This protein-packed recipe made with ground turkey is a healthier take on a comfort-food favorite—a delicious alternative for anyone looking for an RA friendly diet makeover. It contains less total fat and less saturated fat, the kind that sticks to your arteries. Oats (instead of traditional bread crumbs) and veggies provide an unexpected boost of fiber, vitamins, and minerals. Serve with roasted sweet potatoes and sautéed spinach, or make next-day sandwiches with crisp romaine lettuce and a bit of mustard on a multi-grain roll.
- Cut-up frozen vegetables have as many nutrients as fresh veggies and are a great option to use when you're not feeling so great.
- Chop your onions in the food processor; it'll save time and effort. Also if you know you'll be using chopped onions during the week, chop a few extra onions and store in a sealed container to use as needed over the course of the week.
- When your energy is up, prep a few of these meatloaves ahead of time. Freeze the extras for a night when you don't feel like cooking. Thaw in the refrigerator and warm in the oven just before serving.

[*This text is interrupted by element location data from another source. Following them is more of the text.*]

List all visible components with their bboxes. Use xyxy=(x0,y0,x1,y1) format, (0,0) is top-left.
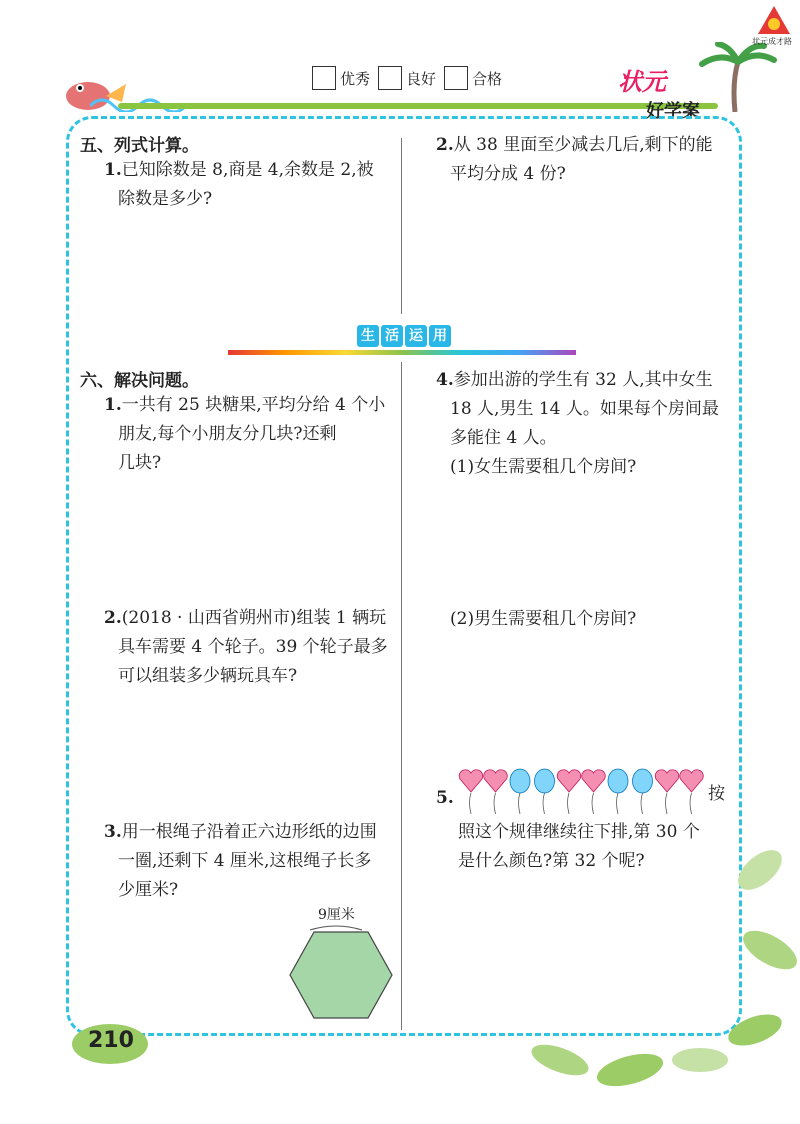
question-text: 除数是多少? xyxy=(118,189,213,209)
question-text: 用一根绳子沿着正六边形纸的边围 xyxy=(121,822,377,842)
question-number: 1. xyxy=(104,160,122,180)
subquestion-text: (1)女生需要租几个房间? xyxy=(450,457,637,477)
logo-big-text: 状元 xyxy=(618,68,666,96)
heart-balloon-5 xyxy=(557,770,581,814)
question-text: 几块? xyxy=(118,453,162,473)
banner-char: 用 xyxy=(429,325,451,347)
question-number: 2. xyxy=(104,608,122,628)
rainbow-line xyxy=(228,350,576,355)
round-balloon-3 xyxy=(510,769,530,814)
section5-question1 xyxy=(104,156,394,214)
hexagon-shape xyxy=(290,932,392,1018)
logo-small-text: 好学案 xyxy=(646,101,700,122)
section6-question4 xyxy=(436,366,736,482)
balloons-svg xyxy=(458,766,706,816)
banner-char: 生 xyxy=(357,325,379,347)
round-balloon-4 xyxy=(535,769,555,814)
publisher-name: 状元成才路 xyxy=(752,37,792,46)
question-text: 一共有 25 块糖果,平均分给 4 个小 xyxy=(121,395,386,415)
rating-pass[interactable] xyxy=(444,66,502,90)
heart-balloon-9 xyxy=(655,770,679,814)
checkbox-good[interactable] xyxy=(378,66,402,90)
hexagon-label: 9厘米 xyxy=(318,907,355,923)
checkbox-excellent[interactable] xyxy=(312,66,336,90)
question-text: 可以组装多少辆玩具车? xyxy=(118,666,298,686)
publisher-logo-icon xyxy=(756,4,792,36)
rating-label: 优秀 xyxy=(340,69,371,88)
question-text: 从 38 里面至少减去几后,剩下的能 xyxy=(453,135,713,155)
rating-boxes xyxy=(312,66,502,90)
heart-balloon-2 xyxy=(484,770,508,814)
banner-char: 运 xyxy=(405,325,427,347)
question-text: 是什么颜色?第 32 个呢? xyxy=(458,851,645,871)
question-text: 一圈,还剩下 4 厘米,这根绳子长多 xyxy=(118,851,372,871)
rating-excellent[interactable] xyxy=(312,66,370,90)
column-divider-bottom xyxy=(401,362,402,1030)
rating-good[interactable] xyxy=(378,66,436,90)
section5-question2 xyxy=(436,131,736,189)
round-balloon-8 xyxy=(633,769,653,814)
question-number: 2. xyxy=(436,135,454,155)
leaves-bottom-icon xyxy=(520,1030,740,1110)
section6-question2 xyxy=(104,604,396,691)
hexagon-figure xyxy=(286,920,396,1020)
banner-char: 活 xyxy=(381,325,403,347)
heart-balloon-1 xyxy=(459,770,483,814)
question-text: 已知除数是 8,商是 4,余数是 2,被 xyxy=(121,160,374,180)
question-text: 多能住 4 人。 xyxy=(450,428,557,448)
question-text: 平均分成 4 份? xyxy=(450,164,566,184)
question-text: 具车需要 4 个轮子。39 个轮子最多 xyxy=(118,637,388,657)
section6-title: 六、解决问题。 xyxy=(80,371,199,391)
balloon-row xyxy=(458,766,706,816)
question-text: (2018 · 山西省朔州市)组装 1 辆玩 xyxy=(121,608,387,628)
section5-title: 五、列式计算。 xyxy=(80,136,199,156)
palm-tree-icon xyxy=(690,42,780,112)
rating-label: 合格 xyxy=(472,69,503,88)
question-text: 照这个规律继续往下排,第 30 个 xyxy=(458,822,700,842)
section6-question3 xyxy=(104,818,396,905)
heart-balloon-6 xyxy=(582,770,606,814)
brace-mark xyxy=(310,926,362,930)
life-application-banner xyxy=(357,325,451,347)
waves-icon xyxy=(90,92,190,112)
section6-question5-number xyxy=(436,784,454,813)
question-text: 参加出游的学生有 32 人,其中女生 xyxy=(453,370,713,390)
question-text: 18 人,男生 14 人。如果每个房间最 xyxy=(450,399,719,419)
question-number: 5. xyxy=(436,788,454,808)
checkbox-pass[interactable] xyxy=(444,66,468,90)
heart-balloon-10 xyxy=(680,770,704,814)
hexagon-svg xyxy=(286,920,396,1020)
question-text: 朋友,每个小朋友分几块?还剩 xyxy=(118,424,337,444)
question-number: 4. xyxy=(436,370,454,390)
page-number: 210 xyxy=(88,1028,134,1053)
rating-label: 良好 xyxy=(406,69,437,88)
question5-after: 按 xyxy=(708,784,725,804)
question-number: 1. xyxy=(104,395,122,415)
section6-question1 xyxy=(104,391,396,478)
section6-question5 xyxy=(458,818,738,876)
question-text: 少厘米? xyxy=(118,880,179,900)
question-number: 3. xyxy=(104,822,122,842)
round-balloon-7 xyxy=(608,769,628,814)
column-divider-top xyxy=(401,138,402,314)
section6-question4-sub2: (2)男生需要租几个房间? xyxy=(450,609,637,629)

1 tablespoon + 1 teaspoon olive oil, divided
1 small onion, chopped, about 1 cup
1 1/2 cups frozen carrots, peas and corn; thawed
4 tablespoons tomato paste
1 1/4 pounds lean ground turkey
1/2 cup quick-cooking oats (can also use oat bran)
1 teaspoon salt
1/2 teaspoon black pepper
1 large egg, beaten
Preheat oven to 375°F. Line a baking pan or baking sheet with aluminum foil and spread 1 teaspoon oil over foil; set aside.
In a large sauté pan, heat oil over medium-high heat. Add onion, pea, carrot and corn mixture, and sauté for 3 to 5 minutes. Stir in tomato paste and continue cooking, stirring regularly, until vegetables soften, around 5 minutes. Remove from heat promptly and set aside.
In a large mixing bowl, combine ground turkey, oats, and sautéed vegetable mixture. Season with salt and pepper. Mix well to combine thoroughly. Stir in egg and mix well to combine.
Using clean hands, shape mixture into a compact, free-form loaf and place on prepared baking sheet or pan.
Bake for around 50 to 60 minutes, or until the temperature of the meatloaf's center reaches 165°F. Remove from heat promptly, and set aside for 5 to 10 minutes before slicing and serving.
Recipe developed by dietitian and nutritionist Elizabeth Fassberg MPH, RD
Note: These tips should not replace advice from your physician. Always check with your physician before making any changes to your eating habits.